Wind Energy

Wind is still one of the unharnessed energy sources in Nepal. Its countrywide potential has not been assessed yet. Some studies have indicated that wind potential for power generation is favorable in Tansen of Palpa, Lomangthang of Mustang and Khumbu regions of Nepal. However, wind monitoring and mapping data are not available for many places. A few studies that have been conducted so far have been indicated some potential for wind energy in Nepal. Nevertheless, due to difference in topography and consequent variation in meteorological conditions it is difficult to generalize the wind condition in Nepal. However, specific areas have been identified as favorable for viable wind generation.
Nepal is set to finalize a draft national wind policy in the coming months, to harness wind energy’s potential as a solution to its current energy crisis.
The policy, prepared by Nepal’s national wind task force (NWTF), will be finalized in the next three months, said NWTF member Manoj Kumar Mishra at a national workshop on wind energy this week (31 January).
It aims to attract foreign investment for producing commercial wind turbines, protect the interests of local manufacturers for small wind turbines up to ten kilowatts, and construct a model wind farm project — a wind farm that produces more than 500 kilowatts of energy and can be used as a pilot research project for further investment in wind energy.

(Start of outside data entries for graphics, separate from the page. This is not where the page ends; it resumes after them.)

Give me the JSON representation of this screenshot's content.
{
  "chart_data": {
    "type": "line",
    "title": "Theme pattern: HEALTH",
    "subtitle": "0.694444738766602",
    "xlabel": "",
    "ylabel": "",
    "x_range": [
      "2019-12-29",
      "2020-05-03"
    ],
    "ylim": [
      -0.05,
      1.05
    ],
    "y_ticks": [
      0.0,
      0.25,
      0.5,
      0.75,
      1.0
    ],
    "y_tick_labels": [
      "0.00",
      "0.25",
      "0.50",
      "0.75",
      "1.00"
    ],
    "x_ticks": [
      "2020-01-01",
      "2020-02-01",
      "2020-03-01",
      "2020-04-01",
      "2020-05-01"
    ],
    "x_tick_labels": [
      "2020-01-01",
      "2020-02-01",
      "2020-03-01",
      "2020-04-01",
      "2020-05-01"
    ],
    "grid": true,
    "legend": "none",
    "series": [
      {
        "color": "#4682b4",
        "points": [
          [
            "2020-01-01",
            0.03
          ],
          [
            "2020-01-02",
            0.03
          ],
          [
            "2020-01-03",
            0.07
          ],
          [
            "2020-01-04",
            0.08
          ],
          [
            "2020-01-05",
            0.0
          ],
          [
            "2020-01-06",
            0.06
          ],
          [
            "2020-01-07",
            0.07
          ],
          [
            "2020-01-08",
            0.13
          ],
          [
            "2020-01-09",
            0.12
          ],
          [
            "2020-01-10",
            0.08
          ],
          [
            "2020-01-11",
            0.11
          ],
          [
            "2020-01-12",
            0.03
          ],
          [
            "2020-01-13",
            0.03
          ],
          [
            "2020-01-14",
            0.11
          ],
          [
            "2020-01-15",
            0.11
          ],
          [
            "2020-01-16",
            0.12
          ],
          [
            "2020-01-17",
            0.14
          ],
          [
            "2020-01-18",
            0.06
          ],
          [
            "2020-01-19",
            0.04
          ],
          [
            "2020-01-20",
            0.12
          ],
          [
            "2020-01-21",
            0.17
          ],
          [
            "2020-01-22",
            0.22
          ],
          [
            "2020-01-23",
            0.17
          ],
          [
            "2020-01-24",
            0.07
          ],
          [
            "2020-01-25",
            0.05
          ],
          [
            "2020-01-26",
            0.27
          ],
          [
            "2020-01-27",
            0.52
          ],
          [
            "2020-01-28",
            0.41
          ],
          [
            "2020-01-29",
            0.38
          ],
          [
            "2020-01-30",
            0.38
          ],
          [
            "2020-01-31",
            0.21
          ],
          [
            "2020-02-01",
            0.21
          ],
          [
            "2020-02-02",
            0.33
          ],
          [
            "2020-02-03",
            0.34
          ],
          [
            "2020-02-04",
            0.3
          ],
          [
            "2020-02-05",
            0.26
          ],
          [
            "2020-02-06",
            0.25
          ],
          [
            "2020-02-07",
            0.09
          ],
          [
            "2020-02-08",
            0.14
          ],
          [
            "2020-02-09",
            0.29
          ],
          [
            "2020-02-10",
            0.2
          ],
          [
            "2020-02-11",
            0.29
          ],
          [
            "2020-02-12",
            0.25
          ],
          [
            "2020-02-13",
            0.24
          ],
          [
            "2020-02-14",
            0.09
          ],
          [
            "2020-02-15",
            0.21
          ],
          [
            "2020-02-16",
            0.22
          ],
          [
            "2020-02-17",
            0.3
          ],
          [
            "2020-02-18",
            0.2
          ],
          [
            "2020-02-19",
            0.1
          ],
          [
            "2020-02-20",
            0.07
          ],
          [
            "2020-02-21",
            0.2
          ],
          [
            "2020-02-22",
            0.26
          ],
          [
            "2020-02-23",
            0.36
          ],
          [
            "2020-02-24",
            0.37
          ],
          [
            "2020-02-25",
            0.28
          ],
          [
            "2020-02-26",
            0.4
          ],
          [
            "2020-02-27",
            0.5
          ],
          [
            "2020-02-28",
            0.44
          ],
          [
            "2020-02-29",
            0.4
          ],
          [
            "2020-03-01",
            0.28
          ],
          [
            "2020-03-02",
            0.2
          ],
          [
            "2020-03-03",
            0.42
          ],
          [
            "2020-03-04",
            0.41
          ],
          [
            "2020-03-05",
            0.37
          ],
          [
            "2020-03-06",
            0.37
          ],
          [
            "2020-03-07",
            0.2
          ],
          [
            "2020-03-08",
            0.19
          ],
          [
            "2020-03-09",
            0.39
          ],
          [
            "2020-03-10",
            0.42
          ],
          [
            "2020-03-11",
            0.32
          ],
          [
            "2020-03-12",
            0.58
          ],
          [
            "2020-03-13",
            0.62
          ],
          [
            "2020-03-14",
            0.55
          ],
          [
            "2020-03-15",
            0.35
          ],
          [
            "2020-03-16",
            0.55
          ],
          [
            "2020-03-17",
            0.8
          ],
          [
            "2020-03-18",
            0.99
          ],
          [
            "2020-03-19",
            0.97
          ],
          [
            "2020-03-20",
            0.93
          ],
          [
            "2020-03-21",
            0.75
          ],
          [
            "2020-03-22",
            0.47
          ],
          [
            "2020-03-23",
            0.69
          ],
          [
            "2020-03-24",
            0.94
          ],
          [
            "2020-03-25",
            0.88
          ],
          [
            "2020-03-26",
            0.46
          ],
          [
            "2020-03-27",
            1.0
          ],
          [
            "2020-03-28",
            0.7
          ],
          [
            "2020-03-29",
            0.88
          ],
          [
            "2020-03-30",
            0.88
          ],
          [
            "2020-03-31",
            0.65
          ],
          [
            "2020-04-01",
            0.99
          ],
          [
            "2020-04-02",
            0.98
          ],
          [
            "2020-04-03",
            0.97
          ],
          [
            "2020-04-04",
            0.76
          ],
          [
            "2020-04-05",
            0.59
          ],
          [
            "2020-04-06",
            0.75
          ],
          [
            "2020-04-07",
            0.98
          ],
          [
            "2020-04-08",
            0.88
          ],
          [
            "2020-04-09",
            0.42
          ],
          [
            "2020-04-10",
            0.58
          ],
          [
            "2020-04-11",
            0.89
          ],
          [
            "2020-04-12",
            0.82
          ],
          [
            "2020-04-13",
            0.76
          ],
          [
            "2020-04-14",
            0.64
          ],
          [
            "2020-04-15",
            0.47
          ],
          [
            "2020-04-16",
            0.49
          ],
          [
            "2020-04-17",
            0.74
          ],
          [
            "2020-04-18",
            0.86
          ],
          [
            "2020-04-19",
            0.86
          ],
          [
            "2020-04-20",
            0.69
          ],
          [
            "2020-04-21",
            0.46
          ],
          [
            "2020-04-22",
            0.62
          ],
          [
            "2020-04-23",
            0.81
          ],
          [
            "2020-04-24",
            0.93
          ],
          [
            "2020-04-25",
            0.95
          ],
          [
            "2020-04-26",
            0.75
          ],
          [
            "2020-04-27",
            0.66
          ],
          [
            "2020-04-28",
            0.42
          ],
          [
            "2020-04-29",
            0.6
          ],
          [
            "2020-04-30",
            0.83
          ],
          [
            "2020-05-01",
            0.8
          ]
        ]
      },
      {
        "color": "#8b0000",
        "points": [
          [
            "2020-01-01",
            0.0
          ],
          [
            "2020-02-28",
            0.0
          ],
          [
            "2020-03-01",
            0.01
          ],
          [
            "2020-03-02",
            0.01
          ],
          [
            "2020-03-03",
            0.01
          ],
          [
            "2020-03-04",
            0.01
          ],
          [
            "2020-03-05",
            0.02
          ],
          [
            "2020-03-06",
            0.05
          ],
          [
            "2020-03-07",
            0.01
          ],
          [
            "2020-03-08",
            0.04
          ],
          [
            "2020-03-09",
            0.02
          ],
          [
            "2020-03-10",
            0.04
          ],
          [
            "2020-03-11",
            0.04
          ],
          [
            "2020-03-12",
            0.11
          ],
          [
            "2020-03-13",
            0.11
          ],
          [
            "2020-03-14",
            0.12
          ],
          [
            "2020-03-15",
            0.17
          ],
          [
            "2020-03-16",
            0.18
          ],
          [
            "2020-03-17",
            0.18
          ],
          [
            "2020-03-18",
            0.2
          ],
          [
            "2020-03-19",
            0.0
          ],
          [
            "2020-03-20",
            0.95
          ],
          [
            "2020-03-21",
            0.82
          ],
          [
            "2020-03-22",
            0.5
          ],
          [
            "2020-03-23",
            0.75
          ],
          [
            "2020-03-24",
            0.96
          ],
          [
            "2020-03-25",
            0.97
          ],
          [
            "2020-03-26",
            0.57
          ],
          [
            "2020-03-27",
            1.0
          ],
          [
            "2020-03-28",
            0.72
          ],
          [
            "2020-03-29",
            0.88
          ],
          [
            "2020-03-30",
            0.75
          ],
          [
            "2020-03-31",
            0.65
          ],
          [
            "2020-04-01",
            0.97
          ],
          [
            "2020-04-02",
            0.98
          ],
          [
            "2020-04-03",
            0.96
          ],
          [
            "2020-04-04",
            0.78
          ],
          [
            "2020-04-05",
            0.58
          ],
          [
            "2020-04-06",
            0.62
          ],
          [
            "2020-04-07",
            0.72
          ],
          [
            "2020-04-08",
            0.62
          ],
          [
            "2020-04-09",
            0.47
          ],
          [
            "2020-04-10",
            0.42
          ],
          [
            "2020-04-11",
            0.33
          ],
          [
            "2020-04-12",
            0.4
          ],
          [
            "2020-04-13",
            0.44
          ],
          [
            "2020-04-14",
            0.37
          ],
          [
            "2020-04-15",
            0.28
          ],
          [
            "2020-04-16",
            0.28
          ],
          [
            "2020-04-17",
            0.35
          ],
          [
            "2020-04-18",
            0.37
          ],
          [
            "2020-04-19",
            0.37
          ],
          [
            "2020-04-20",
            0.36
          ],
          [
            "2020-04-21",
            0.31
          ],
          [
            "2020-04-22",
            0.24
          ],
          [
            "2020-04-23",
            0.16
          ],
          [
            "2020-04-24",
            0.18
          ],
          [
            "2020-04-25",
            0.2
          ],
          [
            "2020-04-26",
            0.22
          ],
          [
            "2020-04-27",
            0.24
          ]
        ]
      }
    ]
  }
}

Nepal, whose capital Kathmandu experiences daily power cuts for an average of 11 hours, has a wind generation capacity of 3,000 megawatts, preliminary studies by the Alternative Energy Promotion Center (APEC) show.
Mishra said he expects wind energy to emerge as a cheaper renewable option for small households because Nepal can build wind turbines with local raw materials — unlike solar panels, which need to be imported.
Wind is more readily available in Nepal — for 18 hours a day — than the sun, which shines for an average of only seven hours. This means it can be tapped during winters when there is little sunshine after midday. Wind generation capacity is particularly high in the river corridors and mountain valleys that dot the country.
But current public and private investments remain below 40 kilowatts, with no individual turbine larger than ten kilowatts in capacity.
The country must initiate a systematic large-scale mapping of its wind resources, said Tri Ratna Bajracharya, director of the Center for Energy Studies at Tribhuvan University, Kathmandu.
Other unaddressed issues include tax regulation, land ownership, license distribution, government funds and subsidies for wind energy, and wind electricity tariff rates, said Mangal Das Maharjan, national project director at APEC.
Meanwhile, some non-government organizations (NGOs) and local firms have undertaken small-scale initiatives.
For example, Practical Action has built 18 small wind power plants of 100 watt and 200 watt capacity across the country. And in 2009, students at the Kathmandu Engineering College installed off-grid wind power systems — a wind turbine at their university premises and a 1.5 kilowatt turbine for a private resort in the Kathmandu valley.